Middle East

Four Turkish former soldiers sentenced to life for 2016 coup bid

Admiral crackdown ‘could signal the end of Erdogan’s Eurasianist shift’: Experts

ANKARA: Turkey’s latest arrest wave targeting former admirals who signed a critical night-time declaration has stirred debate over whether the crackdown is a result of the country’s “Eurasianist shift.”

On Monday, Turkish President Recep Tayyip Erdogan accused 104 former navy commanders of trying to stage a “political coup” through an open letter that criticized the government’s new 45 kilometer-long artificial waterway, dubbed Kanal Istanbul, and its immediate impact on the 1936 Montreux Convention that regulates the traffic of warships in the Istanbul strait.

Among the signatories, the most notable name was Cem Gurdeniz, the mastermind of Turkey’s controversial maximalist maritime doctrine, known as Blue Homeland.

Gurdeniz, who has been held in police custody since Monday, is a well-known member of the prominent Eurasianist faction within the Turkish military. The group advocates an anti-Western strategy, and stronger relations with Russia and China.

Dr. Berk Esen, a political scientist from Sabanci University in Istanbul, said that the admirals’ statement came at a critical juncture when the Erdogan administration is recalibrating its position in the international arena.

“Over the last few years, the Turkish government has sought closer ties with authoritarian regimes like Russia and Qatar to draw support for its revisionist steps in the wider region,” he told Arab News.

In response to Western criticism against undemocratic Turkish politics, Esen said that some Turkish government officials have gathered support from retired officers and analysts belonging to the Eurasianist faction.

For several years, the Eurasianist movement has pushed Turkey’s leadership toward a rapprochement with Russia and China. It has been rumored that the faction has acquired significant clout in the government, letting it shape the direction of Turkey’s foreign and security policies.

The predominant ideology of the Eurasianists, who originated in the Turkish far-left, is based on an anti-Western foreign policy coupled with ultra-nationalism in the domestic sphere.

They advocate for leaving NATO and abandoning the EU candidacy process in favor of membership of the Shanghai Cooperation Organization.

According to Esen, the anti-Western policy of the Turkish government may soon come to an end, judging from reports of an agreement between Turkey and the EU.

“To strengthen this trend, Erdogan is seeking to curry favors from the Biden administration by supporting the recent US offensive against Russia. The admirals’ statement came against the backdrop of this shifting geopolitical situation,” he said.

The latest Russian troop movements in zones bordering eastern Ukraine have enraged the Biden administration, leading the US State Department to demand that Moscow explain the reported “provocations.”

However, Russia sees the the proposed Kanal Istanbul project as a threat because it would provide NATO members with free access to the Black Sea and Crimean peninsula, including the strategic port of Sevastopol, which Moscow annexed in 2014.

Therefore, the group of admirals fear that the new canal could anger Russia, as Turkey might break from the Montreux Convention that governs the transit of naval vessels during times of peace and war.

The length of stay and tonnage of warships from non-Black Sea naval forces are restricted by the convention.
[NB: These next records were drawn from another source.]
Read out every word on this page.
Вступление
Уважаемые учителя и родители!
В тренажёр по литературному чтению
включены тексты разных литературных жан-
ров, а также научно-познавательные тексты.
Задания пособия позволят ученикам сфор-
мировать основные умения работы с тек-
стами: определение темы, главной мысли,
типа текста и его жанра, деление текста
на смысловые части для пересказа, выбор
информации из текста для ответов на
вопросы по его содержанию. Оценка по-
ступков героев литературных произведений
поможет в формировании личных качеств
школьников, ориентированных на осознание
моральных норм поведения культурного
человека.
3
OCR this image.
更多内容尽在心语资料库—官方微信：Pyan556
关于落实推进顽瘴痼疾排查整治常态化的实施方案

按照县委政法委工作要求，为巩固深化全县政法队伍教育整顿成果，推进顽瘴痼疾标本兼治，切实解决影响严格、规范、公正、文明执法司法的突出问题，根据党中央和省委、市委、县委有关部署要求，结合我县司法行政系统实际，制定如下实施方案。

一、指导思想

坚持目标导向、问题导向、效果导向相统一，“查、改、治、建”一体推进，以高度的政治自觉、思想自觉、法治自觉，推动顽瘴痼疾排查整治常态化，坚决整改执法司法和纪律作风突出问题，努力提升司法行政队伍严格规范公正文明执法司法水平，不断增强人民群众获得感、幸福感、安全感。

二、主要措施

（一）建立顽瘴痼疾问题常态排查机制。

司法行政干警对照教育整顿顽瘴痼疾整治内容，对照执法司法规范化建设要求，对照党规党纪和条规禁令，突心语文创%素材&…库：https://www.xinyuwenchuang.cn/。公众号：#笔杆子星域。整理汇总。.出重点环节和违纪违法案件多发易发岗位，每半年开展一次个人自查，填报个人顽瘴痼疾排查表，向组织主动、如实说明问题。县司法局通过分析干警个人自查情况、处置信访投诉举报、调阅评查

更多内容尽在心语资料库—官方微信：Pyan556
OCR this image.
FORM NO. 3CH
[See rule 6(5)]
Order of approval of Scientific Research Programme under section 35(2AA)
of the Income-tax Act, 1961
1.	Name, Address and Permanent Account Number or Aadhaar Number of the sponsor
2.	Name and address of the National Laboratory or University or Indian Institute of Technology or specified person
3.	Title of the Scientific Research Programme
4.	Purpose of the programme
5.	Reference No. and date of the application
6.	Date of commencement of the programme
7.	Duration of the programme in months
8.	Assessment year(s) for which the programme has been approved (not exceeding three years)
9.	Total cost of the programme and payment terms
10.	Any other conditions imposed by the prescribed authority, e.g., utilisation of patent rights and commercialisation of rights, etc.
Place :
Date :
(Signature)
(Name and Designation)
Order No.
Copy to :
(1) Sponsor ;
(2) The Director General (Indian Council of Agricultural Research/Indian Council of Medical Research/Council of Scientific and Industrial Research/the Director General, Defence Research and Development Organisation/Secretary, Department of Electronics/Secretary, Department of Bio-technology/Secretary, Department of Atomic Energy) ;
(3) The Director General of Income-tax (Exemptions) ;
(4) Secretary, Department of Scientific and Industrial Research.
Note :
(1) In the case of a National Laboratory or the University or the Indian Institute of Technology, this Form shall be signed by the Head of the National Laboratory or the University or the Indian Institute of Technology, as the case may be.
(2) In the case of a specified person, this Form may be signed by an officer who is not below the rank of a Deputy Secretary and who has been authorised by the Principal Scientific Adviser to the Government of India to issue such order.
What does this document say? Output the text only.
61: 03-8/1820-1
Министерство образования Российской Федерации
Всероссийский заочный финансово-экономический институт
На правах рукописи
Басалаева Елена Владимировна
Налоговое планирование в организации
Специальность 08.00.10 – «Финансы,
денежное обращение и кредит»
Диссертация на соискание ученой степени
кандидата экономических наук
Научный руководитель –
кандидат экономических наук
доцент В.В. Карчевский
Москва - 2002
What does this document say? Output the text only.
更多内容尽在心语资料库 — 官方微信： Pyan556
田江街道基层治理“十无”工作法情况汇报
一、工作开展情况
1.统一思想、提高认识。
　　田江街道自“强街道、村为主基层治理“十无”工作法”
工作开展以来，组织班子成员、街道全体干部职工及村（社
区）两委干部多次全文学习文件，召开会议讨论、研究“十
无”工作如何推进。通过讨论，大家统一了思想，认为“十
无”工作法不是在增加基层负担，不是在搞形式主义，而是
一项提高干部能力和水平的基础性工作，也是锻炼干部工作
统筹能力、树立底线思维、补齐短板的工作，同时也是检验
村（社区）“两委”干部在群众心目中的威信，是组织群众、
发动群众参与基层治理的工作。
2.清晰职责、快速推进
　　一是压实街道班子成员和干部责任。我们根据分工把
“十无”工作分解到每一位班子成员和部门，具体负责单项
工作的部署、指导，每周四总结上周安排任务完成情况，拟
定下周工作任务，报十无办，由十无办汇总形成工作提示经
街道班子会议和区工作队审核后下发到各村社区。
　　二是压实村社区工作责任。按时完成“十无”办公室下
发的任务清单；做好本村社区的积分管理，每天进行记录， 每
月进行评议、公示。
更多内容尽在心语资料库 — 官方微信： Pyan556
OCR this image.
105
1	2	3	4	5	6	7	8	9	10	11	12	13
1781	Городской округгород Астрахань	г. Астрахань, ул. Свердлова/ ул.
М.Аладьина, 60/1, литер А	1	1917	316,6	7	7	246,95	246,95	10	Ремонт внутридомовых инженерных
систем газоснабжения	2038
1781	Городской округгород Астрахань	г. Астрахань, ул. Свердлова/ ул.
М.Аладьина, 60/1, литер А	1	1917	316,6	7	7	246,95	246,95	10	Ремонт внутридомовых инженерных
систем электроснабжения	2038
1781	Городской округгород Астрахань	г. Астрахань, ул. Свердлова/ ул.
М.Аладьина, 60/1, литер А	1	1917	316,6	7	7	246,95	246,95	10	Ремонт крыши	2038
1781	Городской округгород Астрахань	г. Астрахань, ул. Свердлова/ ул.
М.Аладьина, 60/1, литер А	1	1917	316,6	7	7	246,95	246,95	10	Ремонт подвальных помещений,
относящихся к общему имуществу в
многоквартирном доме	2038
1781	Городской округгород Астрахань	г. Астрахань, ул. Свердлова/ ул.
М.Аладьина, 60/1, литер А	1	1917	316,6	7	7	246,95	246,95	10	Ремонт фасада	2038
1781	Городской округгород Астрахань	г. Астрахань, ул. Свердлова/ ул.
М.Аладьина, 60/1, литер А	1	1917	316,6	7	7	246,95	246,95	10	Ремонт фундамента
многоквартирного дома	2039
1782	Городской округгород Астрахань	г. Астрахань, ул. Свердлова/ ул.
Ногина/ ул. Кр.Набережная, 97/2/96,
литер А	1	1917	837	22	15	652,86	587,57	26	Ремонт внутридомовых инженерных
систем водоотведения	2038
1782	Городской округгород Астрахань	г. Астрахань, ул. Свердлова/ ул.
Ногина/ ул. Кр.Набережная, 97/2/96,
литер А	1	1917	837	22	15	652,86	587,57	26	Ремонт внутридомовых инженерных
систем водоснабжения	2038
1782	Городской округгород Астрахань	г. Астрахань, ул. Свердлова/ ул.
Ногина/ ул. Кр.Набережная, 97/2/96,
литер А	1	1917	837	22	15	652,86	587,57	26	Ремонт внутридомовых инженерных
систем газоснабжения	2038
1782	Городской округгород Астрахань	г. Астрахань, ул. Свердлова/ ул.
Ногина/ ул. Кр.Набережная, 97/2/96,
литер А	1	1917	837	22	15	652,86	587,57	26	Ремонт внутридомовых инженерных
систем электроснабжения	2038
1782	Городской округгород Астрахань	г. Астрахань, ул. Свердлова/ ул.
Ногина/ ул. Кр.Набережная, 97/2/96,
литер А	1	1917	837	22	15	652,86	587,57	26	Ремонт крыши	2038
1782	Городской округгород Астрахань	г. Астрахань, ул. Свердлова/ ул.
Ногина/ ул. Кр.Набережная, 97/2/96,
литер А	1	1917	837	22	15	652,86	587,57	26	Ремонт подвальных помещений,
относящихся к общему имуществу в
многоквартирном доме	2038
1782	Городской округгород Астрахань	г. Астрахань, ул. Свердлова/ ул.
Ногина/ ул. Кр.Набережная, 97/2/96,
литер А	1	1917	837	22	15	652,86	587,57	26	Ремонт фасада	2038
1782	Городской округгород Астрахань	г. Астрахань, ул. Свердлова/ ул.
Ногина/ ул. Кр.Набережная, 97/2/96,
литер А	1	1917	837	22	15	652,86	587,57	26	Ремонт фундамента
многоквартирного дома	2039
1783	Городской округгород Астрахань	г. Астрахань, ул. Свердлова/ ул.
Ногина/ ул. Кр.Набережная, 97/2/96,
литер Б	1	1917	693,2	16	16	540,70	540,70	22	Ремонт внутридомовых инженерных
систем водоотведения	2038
They cannot stay in the region for more than 21 days, while there is a maximum vessel weight limit of 45,000 tons.

However, in a televised speech on Monday, Erdogan said that the government is not considering a withdrawal from the convention, adding: “But if the need emerges in the future, we could revise every convention to help our country get better.”

According to Esen, although not all the signatories to the letter subscribe to the Blue Homeland doctrine, the admirals are likely worried that Erdogan will use the Montreux Convention as a bargaining chip with the US, which has for decades tried to undermine the agreement in order to gain access to the Black Sea.

“After seeking a tacit alliance with the Eurasianists for the last couple of years, Erdogan may have gotten a convenient excuse to eliminate the retired officers affiliated with the Blue Homeland doctrine as he considers strengthening ties with the US,” Berk said.

Meanwhile, the Chinese embassy in Ankara condemned the capital’s mayor Mansur Yavas and Good Party leader Meral Aksener for penning messages commemorating the massacre of Uighurs by the Chinese military in 1990.

“China reserves the right to proportionately respond,” the embassy tweeted, adding: “The Xinjiang Uighur Autonomous Region is an integral part of Chinese territory. This is an internationally accepted and indisputable fact.”

Turkey’s opposition has long criticized the government for remaining silent on China’s oppression of Uighur Muslims.